In the late 2010s, when I was working in the backcountry as an AMC hut manager, my crew members and I had this weird habit. On the occasions when we would shower, shave, and briefly venture into the Real World for a couple of days, we would case city streets, athletic grounds, or wherever we found ourselves, searching for interesting signs to plunder after dark. I’m talking street signs with peculiar or funny names like “Bilbo Terrace,” and evocative facility signs with service information such as “Clothing Optional!” The destinations for these stolen signs were the walls of our hut, where we mounted them like taxidermized moose heads. When you live in the woods, even seasonally, you have to create your own world, and it’s usually a very strange world.
I only nicked a small handful of signs myself, but my brightest trophy came from a tennis court in Los Angeles. It was a big metal sign that read “PLAYERS APPRECIATE SILENCE.” It caught my eye on a day hike with two friends, as we were coming out of the woods near the tennis court. I couldn’t get the sign out of my head, entranced by the words and their layers of meaning. I had to have it. So that night, I went back to the tennis court with clippers. A few days later, I checked a suitcase at LAX with the sign stuffed under folded clothing. It lived at Madison Spring Hut for at least one summer and fall. I’m not sure where it is today. AMC hut signs have a way of disappearing. But every now and then, I’ll remember those three words, and I’ll chew on them for a while.
In the most literal sense, the meaning of the sign is obvious. Of course tennis players are going to appreciate silence when they’re locked in a sweat-soaked match. But if we define “player” more broadly as someone involved in a game of any kind—say, the manipulation of a person’s emotions, or the pursuit of something beautiful yet elusive—could silence be a showing of strength and confidence? Let’s say you work at a car dealership and two of your coworkers are trying to a sell that shitty Jeep Patriot that’s been sitting in the back lot for years, accumulating moss on the undercarriage. The first salesperson, whom we’ll call Joey, is bragging about how he’s got the latest prospective customer hooked, and how he’s about to go in for the kill. But the second salesperson, whom I’m calling Beth, is cagier; merely alluding to a prospective Jeep Patriot buyer and offering little more than a cool smile when you ask, “How?!?” If I have to place bet on who’s selling the old Jeep, it’s Beth, with her self-assured silence.

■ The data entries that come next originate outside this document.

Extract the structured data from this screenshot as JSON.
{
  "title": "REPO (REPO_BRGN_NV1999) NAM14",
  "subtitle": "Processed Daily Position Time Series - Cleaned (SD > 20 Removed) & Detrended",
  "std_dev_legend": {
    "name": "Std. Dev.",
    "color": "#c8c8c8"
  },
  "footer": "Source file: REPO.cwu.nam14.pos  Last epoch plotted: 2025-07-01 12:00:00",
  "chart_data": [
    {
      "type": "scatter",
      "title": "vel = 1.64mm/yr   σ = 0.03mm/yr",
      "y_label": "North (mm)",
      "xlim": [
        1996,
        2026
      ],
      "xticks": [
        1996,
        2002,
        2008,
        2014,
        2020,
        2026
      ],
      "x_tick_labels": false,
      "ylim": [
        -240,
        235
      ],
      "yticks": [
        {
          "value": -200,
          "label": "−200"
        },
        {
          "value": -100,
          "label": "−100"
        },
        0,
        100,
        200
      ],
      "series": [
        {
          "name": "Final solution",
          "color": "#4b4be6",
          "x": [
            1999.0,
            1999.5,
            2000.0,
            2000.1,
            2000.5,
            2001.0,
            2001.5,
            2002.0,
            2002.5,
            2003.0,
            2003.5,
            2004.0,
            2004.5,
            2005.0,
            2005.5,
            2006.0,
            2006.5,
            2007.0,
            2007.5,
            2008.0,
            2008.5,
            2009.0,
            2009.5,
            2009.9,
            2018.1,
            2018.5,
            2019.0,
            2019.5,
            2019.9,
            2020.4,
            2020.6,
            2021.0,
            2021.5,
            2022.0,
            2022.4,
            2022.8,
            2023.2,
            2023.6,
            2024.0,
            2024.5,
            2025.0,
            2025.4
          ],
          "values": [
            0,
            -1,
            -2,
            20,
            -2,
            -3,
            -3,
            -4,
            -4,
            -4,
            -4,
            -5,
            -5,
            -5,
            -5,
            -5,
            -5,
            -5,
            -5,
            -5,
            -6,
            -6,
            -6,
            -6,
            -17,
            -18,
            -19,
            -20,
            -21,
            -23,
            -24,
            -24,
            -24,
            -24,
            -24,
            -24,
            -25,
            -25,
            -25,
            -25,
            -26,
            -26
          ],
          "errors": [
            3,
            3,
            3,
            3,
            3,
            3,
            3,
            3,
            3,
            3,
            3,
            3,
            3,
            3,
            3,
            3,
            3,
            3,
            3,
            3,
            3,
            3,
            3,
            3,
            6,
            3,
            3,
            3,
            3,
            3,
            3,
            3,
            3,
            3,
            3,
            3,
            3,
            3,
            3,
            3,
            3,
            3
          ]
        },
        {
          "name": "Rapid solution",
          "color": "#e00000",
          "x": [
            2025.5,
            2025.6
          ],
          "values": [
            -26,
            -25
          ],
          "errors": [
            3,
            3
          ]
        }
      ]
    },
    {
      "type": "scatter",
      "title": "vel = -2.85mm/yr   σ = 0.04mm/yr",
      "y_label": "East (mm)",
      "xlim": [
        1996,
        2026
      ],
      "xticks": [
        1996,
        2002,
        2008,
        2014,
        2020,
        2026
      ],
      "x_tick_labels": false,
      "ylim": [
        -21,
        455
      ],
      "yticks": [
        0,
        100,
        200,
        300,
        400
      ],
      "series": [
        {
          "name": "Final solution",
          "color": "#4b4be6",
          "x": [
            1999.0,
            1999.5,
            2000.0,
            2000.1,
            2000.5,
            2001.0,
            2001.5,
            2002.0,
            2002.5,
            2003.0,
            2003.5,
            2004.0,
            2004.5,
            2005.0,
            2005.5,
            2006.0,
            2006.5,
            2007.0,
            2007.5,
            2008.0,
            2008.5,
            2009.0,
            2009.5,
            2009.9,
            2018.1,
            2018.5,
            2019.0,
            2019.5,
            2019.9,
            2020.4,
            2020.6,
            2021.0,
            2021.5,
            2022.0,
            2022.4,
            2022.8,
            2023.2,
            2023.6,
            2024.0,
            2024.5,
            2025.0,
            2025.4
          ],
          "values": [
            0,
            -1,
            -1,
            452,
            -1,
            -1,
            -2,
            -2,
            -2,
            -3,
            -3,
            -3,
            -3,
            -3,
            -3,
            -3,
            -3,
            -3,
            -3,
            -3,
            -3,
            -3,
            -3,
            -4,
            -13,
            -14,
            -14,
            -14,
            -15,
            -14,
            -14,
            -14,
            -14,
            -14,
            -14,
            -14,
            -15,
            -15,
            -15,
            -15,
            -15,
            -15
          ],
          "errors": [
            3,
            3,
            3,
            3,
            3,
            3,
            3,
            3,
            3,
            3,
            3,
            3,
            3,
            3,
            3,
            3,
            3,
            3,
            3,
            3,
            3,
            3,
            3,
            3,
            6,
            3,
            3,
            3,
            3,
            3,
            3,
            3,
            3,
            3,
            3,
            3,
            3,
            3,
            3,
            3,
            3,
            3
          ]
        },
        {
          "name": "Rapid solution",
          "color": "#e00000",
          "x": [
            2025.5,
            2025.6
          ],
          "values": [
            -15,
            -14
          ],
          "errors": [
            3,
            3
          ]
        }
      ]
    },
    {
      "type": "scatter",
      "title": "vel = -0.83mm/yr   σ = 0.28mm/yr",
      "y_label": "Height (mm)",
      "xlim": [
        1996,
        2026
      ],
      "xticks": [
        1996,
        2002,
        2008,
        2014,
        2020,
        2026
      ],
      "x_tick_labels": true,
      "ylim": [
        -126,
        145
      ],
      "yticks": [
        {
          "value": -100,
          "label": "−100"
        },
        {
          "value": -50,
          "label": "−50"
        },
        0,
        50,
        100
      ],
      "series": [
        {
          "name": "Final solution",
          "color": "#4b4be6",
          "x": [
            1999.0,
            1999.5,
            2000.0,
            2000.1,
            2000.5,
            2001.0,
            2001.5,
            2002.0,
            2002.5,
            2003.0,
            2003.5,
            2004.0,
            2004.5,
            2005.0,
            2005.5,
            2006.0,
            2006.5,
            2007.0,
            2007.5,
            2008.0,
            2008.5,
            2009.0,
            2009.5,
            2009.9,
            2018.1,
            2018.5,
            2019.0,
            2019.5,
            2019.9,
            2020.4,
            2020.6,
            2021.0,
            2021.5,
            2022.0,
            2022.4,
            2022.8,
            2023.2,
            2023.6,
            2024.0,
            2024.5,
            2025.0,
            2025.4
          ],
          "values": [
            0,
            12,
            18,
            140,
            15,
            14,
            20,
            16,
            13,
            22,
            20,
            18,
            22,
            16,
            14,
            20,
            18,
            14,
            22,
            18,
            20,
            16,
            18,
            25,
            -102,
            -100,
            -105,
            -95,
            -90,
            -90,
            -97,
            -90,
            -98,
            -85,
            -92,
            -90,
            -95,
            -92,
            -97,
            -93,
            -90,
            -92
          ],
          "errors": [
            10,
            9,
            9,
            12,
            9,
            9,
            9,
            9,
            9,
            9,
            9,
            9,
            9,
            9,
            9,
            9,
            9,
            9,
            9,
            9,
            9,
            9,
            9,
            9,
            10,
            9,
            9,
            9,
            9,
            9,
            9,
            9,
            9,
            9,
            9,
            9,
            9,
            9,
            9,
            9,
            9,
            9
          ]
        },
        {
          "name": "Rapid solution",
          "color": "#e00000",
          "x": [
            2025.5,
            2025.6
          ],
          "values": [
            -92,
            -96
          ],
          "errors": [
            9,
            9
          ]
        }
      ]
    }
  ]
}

Now let’s apply this idea to one of the most beloved recreational activities in New England—Leaf Peeping! It’s now late September, which means that far northern New England is already approaching peak foliage, and the southern realms are rapidly trending toward auburn. People are scrambling to make their plans for leaf peeping voyages, and many of them will face a conflict. They want the most ethereal views of golden-hued valleys and canopies, ideally all to themselves, without the cacophony of car engines and iPhone camera sounds. But they also want that grease-stained bag of donuts at a cider mill, that mug of Hefeweizen in a beer garden, and that first cup of coffee on the porch of a fully-booked B&B at sunrise. In other words, they think they want silence but they actually crave the affirmative sound and fury of leaf peeping season; the satisfaction of being part of the commercial leaf peeping scene. But what if you did choose silence as your north star, skipping some of the commercial rituals of leaf peeping and allowing the quietude of an overlooked space to nourish you?